The mysteries of underwater terrain are no longer hidden, thanks to revolutionary technology developed by an enterprising Nelson company.

Seabed Mapping International Ltd has just completed a year long research project which reveals, for the first time in graphic 3D, the topography of deep water fishing grounds and sends the resulting information direct to fishing vessels. The intellectual property management system for fishing companies will help in identifying prime fishing spots as well as reducing running and equipment costs.

It's already being used by at least one fishing company in New Zealand and keen interest is being shown in Chile, Japan, Spain, the UK and Australia, with early projections of doubling turnover in rapid time.

The 10 year old company has now formed an international division to manage its expansion off-shore and has already created two full time jobs, with a third on the way - a direct effect of the R&D programme which has led to a world first in seabed mapping.

Declan O'Toole, Seabed Mapping International’s CEO, says the company spent a 'significant amount' on the research, which was also assisted with part funding from the Foundation for Research, Science and Technology through Technology New Zealand.

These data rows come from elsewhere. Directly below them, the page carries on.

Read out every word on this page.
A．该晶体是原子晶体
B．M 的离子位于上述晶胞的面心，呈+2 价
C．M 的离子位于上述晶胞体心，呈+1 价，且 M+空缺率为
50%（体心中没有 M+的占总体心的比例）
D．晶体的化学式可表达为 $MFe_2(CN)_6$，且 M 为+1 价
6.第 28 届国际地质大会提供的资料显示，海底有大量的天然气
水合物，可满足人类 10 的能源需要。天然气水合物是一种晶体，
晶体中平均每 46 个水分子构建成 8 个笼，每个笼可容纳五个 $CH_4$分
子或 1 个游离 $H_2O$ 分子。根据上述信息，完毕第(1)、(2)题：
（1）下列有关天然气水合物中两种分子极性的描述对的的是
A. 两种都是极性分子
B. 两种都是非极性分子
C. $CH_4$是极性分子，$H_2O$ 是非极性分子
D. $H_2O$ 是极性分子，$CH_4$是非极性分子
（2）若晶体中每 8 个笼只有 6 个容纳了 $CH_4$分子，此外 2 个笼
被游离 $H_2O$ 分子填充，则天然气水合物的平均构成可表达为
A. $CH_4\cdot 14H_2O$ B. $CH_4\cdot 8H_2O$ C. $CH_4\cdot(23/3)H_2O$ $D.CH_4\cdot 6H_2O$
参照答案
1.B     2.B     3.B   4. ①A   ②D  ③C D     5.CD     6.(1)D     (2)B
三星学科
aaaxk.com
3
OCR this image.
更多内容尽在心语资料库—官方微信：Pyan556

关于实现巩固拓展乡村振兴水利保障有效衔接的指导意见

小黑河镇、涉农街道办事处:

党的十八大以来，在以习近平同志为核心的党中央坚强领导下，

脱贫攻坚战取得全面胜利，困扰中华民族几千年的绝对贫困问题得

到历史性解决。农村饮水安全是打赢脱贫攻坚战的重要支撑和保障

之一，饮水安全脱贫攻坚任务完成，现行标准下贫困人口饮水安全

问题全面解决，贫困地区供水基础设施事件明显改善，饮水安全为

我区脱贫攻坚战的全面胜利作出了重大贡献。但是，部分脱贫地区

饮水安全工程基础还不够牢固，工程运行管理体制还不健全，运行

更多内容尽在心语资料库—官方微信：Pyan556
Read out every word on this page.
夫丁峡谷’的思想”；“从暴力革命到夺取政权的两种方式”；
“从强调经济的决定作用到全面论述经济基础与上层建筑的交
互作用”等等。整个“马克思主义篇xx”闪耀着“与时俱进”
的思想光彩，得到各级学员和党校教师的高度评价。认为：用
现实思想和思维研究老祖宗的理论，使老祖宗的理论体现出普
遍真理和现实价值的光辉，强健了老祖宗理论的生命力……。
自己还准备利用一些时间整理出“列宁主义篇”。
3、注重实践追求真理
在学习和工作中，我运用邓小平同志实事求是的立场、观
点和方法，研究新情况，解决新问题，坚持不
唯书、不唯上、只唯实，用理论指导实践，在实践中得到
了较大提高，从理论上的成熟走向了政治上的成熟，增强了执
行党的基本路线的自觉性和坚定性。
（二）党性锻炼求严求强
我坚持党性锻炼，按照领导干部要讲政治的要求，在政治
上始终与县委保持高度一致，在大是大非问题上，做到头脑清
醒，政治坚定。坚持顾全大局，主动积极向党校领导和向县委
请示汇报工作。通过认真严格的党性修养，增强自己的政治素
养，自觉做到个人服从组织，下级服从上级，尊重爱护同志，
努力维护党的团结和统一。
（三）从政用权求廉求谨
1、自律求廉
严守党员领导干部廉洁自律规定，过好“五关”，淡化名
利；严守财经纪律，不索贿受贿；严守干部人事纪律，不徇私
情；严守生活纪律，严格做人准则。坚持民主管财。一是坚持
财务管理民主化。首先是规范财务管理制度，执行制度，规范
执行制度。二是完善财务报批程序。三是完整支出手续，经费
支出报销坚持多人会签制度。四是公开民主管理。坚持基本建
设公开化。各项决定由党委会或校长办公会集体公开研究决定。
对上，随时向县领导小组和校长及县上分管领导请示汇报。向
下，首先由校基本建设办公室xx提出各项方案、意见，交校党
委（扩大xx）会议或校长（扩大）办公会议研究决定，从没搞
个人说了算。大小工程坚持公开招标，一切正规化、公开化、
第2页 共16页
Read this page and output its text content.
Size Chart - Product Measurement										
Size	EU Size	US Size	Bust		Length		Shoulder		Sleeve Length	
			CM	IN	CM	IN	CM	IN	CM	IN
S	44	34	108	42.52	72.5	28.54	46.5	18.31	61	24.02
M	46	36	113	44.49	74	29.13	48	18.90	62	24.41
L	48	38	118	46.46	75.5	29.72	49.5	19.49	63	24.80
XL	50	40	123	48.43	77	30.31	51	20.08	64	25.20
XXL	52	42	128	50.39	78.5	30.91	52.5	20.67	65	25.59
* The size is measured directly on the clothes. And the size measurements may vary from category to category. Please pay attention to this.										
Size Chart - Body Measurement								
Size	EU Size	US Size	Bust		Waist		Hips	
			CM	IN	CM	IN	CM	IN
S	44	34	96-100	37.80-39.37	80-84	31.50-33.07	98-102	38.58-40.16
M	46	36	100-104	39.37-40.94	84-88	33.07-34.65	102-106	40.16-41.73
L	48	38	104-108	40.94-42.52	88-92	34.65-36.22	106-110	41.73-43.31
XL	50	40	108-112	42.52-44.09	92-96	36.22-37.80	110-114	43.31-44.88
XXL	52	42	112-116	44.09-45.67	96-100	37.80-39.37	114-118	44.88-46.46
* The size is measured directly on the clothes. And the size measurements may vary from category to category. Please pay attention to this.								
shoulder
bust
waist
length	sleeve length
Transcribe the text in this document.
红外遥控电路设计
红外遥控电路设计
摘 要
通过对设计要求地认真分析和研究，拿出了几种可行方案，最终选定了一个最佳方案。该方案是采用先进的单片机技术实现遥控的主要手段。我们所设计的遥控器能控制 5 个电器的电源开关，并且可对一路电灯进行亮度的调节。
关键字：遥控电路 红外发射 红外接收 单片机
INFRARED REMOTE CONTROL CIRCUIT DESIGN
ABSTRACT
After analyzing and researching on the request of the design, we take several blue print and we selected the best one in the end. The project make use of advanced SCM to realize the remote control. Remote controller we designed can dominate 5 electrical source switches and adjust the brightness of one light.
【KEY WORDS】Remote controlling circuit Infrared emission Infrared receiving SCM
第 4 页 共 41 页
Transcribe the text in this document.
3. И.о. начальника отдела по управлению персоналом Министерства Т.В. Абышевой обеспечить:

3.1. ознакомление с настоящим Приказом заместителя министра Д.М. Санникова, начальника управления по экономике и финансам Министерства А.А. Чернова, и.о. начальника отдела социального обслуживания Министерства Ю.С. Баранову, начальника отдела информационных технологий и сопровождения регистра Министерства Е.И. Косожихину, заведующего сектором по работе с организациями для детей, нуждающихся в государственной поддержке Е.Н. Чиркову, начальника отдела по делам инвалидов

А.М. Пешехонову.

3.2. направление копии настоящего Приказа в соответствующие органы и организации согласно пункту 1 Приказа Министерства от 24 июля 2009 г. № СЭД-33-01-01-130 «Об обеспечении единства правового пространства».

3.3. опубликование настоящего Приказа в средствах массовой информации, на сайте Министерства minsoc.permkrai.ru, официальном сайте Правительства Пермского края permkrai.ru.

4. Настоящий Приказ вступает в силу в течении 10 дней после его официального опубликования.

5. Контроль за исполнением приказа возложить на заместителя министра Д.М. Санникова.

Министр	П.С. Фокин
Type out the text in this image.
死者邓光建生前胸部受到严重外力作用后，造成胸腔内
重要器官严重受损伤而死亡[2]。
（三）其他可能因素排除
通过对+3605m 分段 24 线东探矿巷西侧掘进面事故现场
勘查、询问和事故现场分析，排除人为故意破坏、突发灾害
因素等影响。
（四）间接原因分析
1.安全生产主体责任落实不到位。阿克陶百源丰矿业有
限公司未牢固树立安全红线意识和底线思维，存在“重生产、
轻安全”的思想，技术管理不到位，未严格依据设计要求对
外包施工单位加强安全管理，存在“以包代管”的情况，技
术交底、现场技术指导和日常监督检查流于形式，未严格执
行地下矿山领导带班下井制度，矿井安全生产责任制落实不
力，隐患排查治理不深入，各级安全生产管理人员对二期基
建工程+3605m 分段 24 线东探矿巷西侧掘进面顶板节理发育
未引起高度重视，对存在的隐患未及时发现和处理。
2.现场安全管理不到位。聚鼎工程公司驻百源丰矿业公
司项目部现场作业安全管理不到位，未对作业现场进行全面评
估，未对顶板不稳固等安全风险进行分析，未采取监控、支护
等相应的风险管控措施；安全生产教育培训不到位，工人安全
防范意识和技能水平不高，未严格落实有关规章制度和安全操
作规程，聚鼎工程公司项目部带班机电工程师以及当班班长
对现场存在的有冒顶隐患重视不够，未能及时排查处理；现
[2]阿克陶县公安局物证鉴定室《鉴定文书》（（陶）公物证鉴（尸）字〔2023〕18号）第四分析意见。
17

He explains the theory behind the product; "What fishers need is very high resolution contour maps so they can get in the right spot. When you look at the costs to run a fishing vessel, around $25,000 a day, and the expensive gear which can be easily lost on the gnarly ocean floor, it's easy to see why they need as much information as possible on the deep water sea floor."

The company collected data automatically by boats while at sea and developed 3D viewing software which shows the seafloor in graphic format. This is encrypted for privacy and delivered digitally to the boats while at work.

"It's an exciting piece of software and it's superbly visual," says Mr O'Toole. "You can fly through the ocean floor and see all the contours - almost like a high speed low altitude aircraft. It’s great fun.”

"The whole exercise was very exciting and we got exciting new graphic software out of it," says Mr O'Toole. "It was a very positive experience; we had an easy time with Technology New Zealand and are building up a good relationship with our technology partner. I think the key was putting in hard work at the and concentrating on our planning

Tony Hadfield, of the Foundation for Research, Science and Technology, says the result could be of significant benefit to the fishing industry throughout New Zealand, as well as earning export dollars for the company.

"We like to see good positive results from companies leaping a technology hurdle," he says. "The fact that it has led directly to new job creation is a real bonus and we'd like to see more companies using R&D to do the same."

Technology New Zealand has around $36m available each year for technology development projects.